One man who apparently would have been okay with having a gay player on his team was former Green Bay Packers coach Vince Lombardi. In fact, the legendary coach reportedly knowingly and willingly embraced gay players during a time in which the topic was even more controversial than it is today.
“My father was way ahead of his time,” Susan Lombardi said. “He was discriminated against as a dark-skinned Italian American when he was younger, when he felt he was passed up for coaching jobs that he deserved. He felt the pain of discrimination, and so he raised his family to accept everybody, no matter what color they were or whatever their sexual orientation was. I think it’s great what Jason Collins did, because it’s going to open a lot of doors for people. Without a doubt my father would’ve embraced him, and would’ve been very proud of him for coming out.”Not only did Lombardi accept gay players on his team, but he also went above and beyond to ensure nobody else on the team messed with them. According to an excerpt from the Lombardi biography When Pride Still Mattered, author David Maraniss wrote that the late coach once told one of his assistants to work with a running back named Ray McDonald, who was previously arrested for having intercourse with another man in public, to help him make the team. Lombardi added, "And if I hear one of you people make reference to his manhood, you'll be out of here before your ass hits the ground."

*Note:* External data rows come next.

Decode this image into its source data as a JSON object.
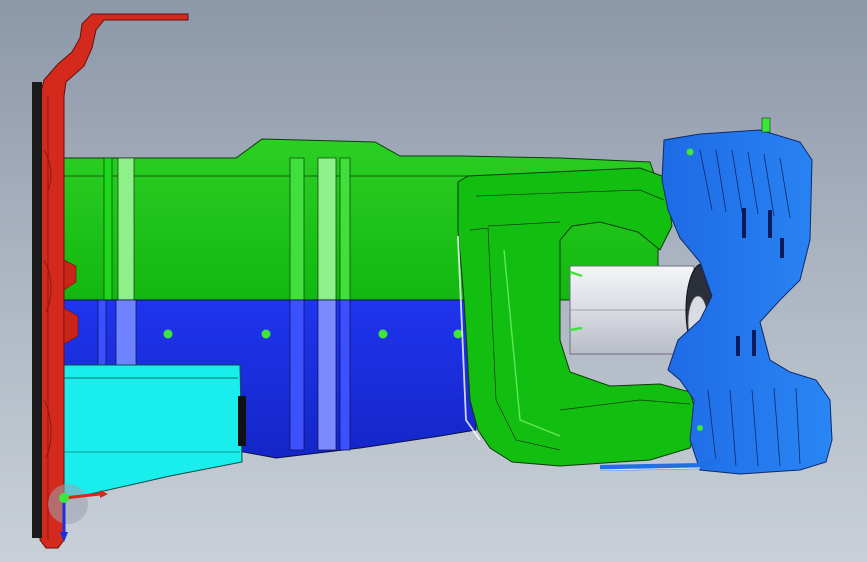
{
  "viewport": {
    "background_top": "#8c97a8",
    "background_bottom": "#c9d0d8"
  },
  "colors": {
    "red_bracket": "#d42a1e",
    "red_dark": "#8f1710",
    "green_part": "#17c314",
    "green_light": "#6fe86a",
    "blue_part": "#1a2fe0",
    "blue_light": "#4a60ff",
    "cyan_part": "#18f0ee",
    "azure_part": "#1f6fe8",
    "silver_part": "#e2e4ea",
    "grip_dots": "#3ee63a",
    "edge_lines": "#0c3a0c"
  },
  "triad": {
    "x_axis_color": "#d42a1e",
    "y_axis_color": "#1a2fe0",
    "origin_color": "#3ee63a"
  }
}
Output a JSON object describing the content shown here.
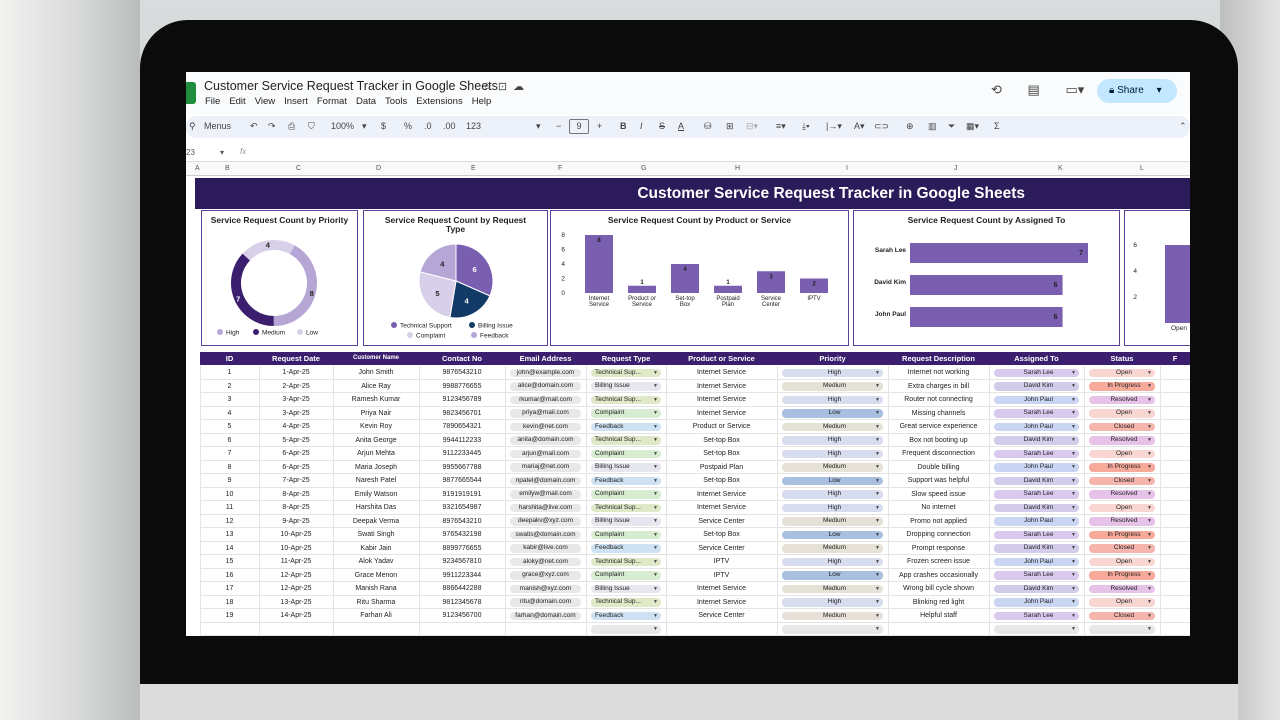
{
  "app": {
    "doc_title": "Customer Service Request Tracker in Google Sheets",
    "menu": [
      "File",
      "Edit",
      "View",
      "Insert",
      "Format",
      "Data",
      "Tools",
      "Extensions",
      "Help"
    ],
    "share_label": "Share",
    "toolbar": {
      "search": "Menus",
      "zoom": "100%",
      "currency": "$",
      "percent": "%",
      "dec_less": ".0",
      "dec_more": ".00",
      "number_format": "123",
      "font_size": "9",
      "cell_ref": "23",
      "fx": "fx"
    },
    "columns": [
      "A",
      "B",
      "C",
      "D",
      "E",
      "F",
      "G",
      "H",
      "I",
      "J",
      "K",
      "L"
    ]
  },
  "dashboard": {
    "title": "Customer Service Request Tracker in Google Sheets",
    "cards": {
      "priority": {
        "title": "Service Request Count by Priority"
      },
      "request_type": {
        "title_line1": "Service Request Count by Request",
        "title_line2": "Type"
      },
      "product": {
        "title": "Service Request Count by Product or Service"
      },
      "assigned": {
        "title": "Service Request Count by Assigned To"
      }
    },
    "colors": {
      "dark_purple": "#3b1f6e",
      "mid_purple": "#7a5fb0",
      "light_purple": "#b6a6d6",
      "navy": "#123a66",
      "pale": "#d8cfe8"
    }
  },
  "chart_data": [
    {
      "type": "pie",
      "variant": "donut",
      "categories": [
        "High",
        "Medium",
        "Low"
      ],
      "values": [
        8,
        7,
        4
      ],
      "legend": "bottom"
    },
    {
      "type": "pie",
      "categories": [
        "Technical Support",
        "Billing Issue",
        "Complaint",
        "Feedback"
      ],
      "values": [
        6,
        4,
        5,
        4
      ],
      "legend": "bottom"
    },
    {
      "type": "bar",
      "categories": [
        "Internet Service",
        "Product or Service",
        "Set-top Box",
        "Postpaid Plan",
        "Service Center",
        "IPTV"
      ],
      "values": [
        8,
        1,
        4,
        1,
        3,
        2
      ],
      "ylim": [
        0,
        8
      ],
      "yticks": [
        0,
        2,
        4,
        6,
        8
      ]
    },
    {
      "type": "bar",
      "orientation": "horizontal",
      "categories": [
        "Sarah Lee",
        "David Kim",
        "John Paul"
      ],
      "values": [
        7,
        6,
        6
      ]
    },
    {
      "type": "bar",
      "categories": [
        "Open"
      ],
      "values": [
        6
      ],
      "yticks": [
        2,
        4,
        6
      ]
    }
  ],
  "table": {
    "headers": [
      "ID",
      "Request Date",
      "Customer Name",
      "Contact No",
      "Email Address",
      "Request Type",
      "Product or Service",
      "Priority",
      "Request Description",
      "Assigned To",
      "Status",
      "F"
    ],
    "rows": [
      [
        "1",
        "1-Apr-25",
        "John Smith",
        "9876543210",
        "john@example.com",
        "Technical Sup...",
        "Internet Service",
        "High",
        "Internet not working",
        "Sarah Lee",
        "Open"
      ],
      [
        "2",
        "2-Apr-25",
        "Alice Ray",
        "9988776655",
        "alice@domain.com",
        "Billing Issue",
        "Internet Service",
        "Medium",
        "Extra charges in bill",
        "David Kim",
        "In Progress"
      ],
      [
        "3",
        "3-Apr-25",
        "Ramesh Kumar",
        "9123456789",
        "rkumar@mail.com",
        "Technical Sup...",
        "Internet Service",
        "High",
        "Router not connecting",
        "John Paul",
        "Resolved"
      ],
      [
        "4",
        "3-Apr-25",
        "Priya Nair",
        "9823456701",
        "priya@mail.com",
        "Complaint",
        "Internet Service",
        "Low",
        "Missing channels",
        "Sarah Lee",
        "Open"
      ],
      [
        "5",
        "4-Apr-25",
        "Kevin Roy",
        "7890654321",
        "kevin@net.com",
        "Feedback",
        "Product or Service",
        "Medium",
        "Great service experience",
        "John Paul",
        "Closed"
      ],
      [
        "6",
        "5-Apr-25",
        "Anita George",
        "9944112233",
        "anita@domain.com",
        "Technical Sup...",
        "Set-top Box",
        "High",
        "Box not booting up",
        "David Kim",
        "Resolved"
      ],
      [
        "7",
        "6-Apr-25",
        "Arjun Mehta",
        "9112233445",
        "arjun@mail.com",
        "Complaint",
        "Set-top Box",
        "High",
        "Frequent disconnection",
        "Sarah Lee",
        "Open"
      ],
      [
        "8",
        "6-Apr-25",
        "Maria Joseph",
        "9955667788",
        "mariaj@net.com",
        "Billing Issue",
        "Postpaid Plan",
        "Medium",
        "Double billing",
        "John Paul",
        "In Progress"
      ],
      [
        "9",
        "7-Apr-25",
        "Naresh Patel",
        "9877665544",
        "npatel@domain.com",
        "Feedback",
        "Set-top Box",
        "Low",
        "Support was helpful",
        "David Kim",
        "Closed"
      ],
      [
        "10",
        "8-Apr-25",
        "Emily Watson",
        "9191919191",
        "emilyw@mail.com",
        "Complaint",
        "Internet Service",
        "High",
        "Slow speed issue",
        "Sarah Lee",
        "Resolved"
      ],
      [
        "11",
        "8-Apr-25",
        "Harshita Das",
        "9321654987",
        "harshita@live.com",
        "Technical Sup...",
        "Internet Service",
        "High",
        "No internet",
        "David Kim",
        "Open"
      ],
      [
        "12",
        "9-Apr-25",
        "Deepak Verma",
        "8976543210",
        "deepakv@xyz.com",
        "Billing Issue",
        "Service Center",
        "Medium",
        "Promo not applied",
        "John Paul",
        "Resolved"
      ],
      [
        "13",
        "10-Apr-25",
        "Swati Singh",
        "9765432198",
        "swatis@domain.com",
        "Complaint",
        "Set-top Box",
        "Low",
        "Dropping connection",
        "Sarah Lee",
        "In Progress"
      ],
      [
        "14",
        "10-Apr-25",
        "Kabir Jain",
        "8899776655",
        "kabir@live.com",
        "Feedback",
        "Service Center",
        "Medium",
        "Prompt response",
        "David Kim",
        "Closed"
      ],
      [
        "15",
        "11-Apr-25",
        "Alok Yadav",
        "9234567810",
        "aloky@net.com",
        "Technical Sup...",
        "IPTV",
        "High",
        "Frozen screen issue",
        "John Paul",
        "Open"
      ],
      [
        "16",
        "12-Apr-25",
        "Grace Menon",
        "9911223344",
        "grace@xyz.com",
        "Complaint",
        "IPTV",
        "Low",
        "App crashes occasionally",
        "Sarah Lee",
        "In Progress"
      ],
      [
        "17",
        "12-Apr-25",
        "Manish Rana",
        "8866442288",
        "manish@xyz.com",
        "Billing Issue",
        "Internet Service",
        "Medium",
        "Wrong bill cycle shown",
        "David Kim",
        "Resolved"
      ],
      [
        "18",
        "13-Apr-25",
        "Ritu Sharma",
        "9812345678",
        "ritu@domain.com",
        "Technical Sup...",
        "Internet Service",
        "High",
        "Blinking red light",
        "John Paul",
        "Open"
      ],
      [
        "19",
        "14-Apr-25",
        "Farhan Ali",
        "9123456700",
        "farhan@domain.com",
        "Feedback",
        "Service Center",
        "Medium",
        "Helpful staff",
        "Sarah Lee",
        "Closed"
      ]
    ],
    "chip_colors": {
      "Technical Sup...": "#dfe9c8",
      "Billing Issue": "#e6e6ee",
      "Complaint": "#d7ecd1",
      "Feedback": "#cfe2f3",
      "High": "#d7dcef",
      "Medium": "#e6e1d6",
      "Low": "#a9bfe0",
      "Sarah Lee": "#d9c9ef",
      "David Kim": "#d3cbea",
      "John Paul": "#c9d5f2",
      "Open": "#f9d6d1",
      "In Progress": "#f7a99a",
      "Resolved": "#e7c2e8",
      "Closed": "#f5b5ad"
    }
  }
}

One thing important to note here is that Lombardi's brother Harold was gay. Harold Lombardi passed away in 2011 and left behind a surviving partner of 41 years. Vince Lombardi passed away in 1970 with knowledge of his brother's relationship with another man.
So, if Lombardi and his players could embrace gay peers by adhering to the conservative standards of the 1960s, it isn't far-fetched to believe the same can be done in the 2010s.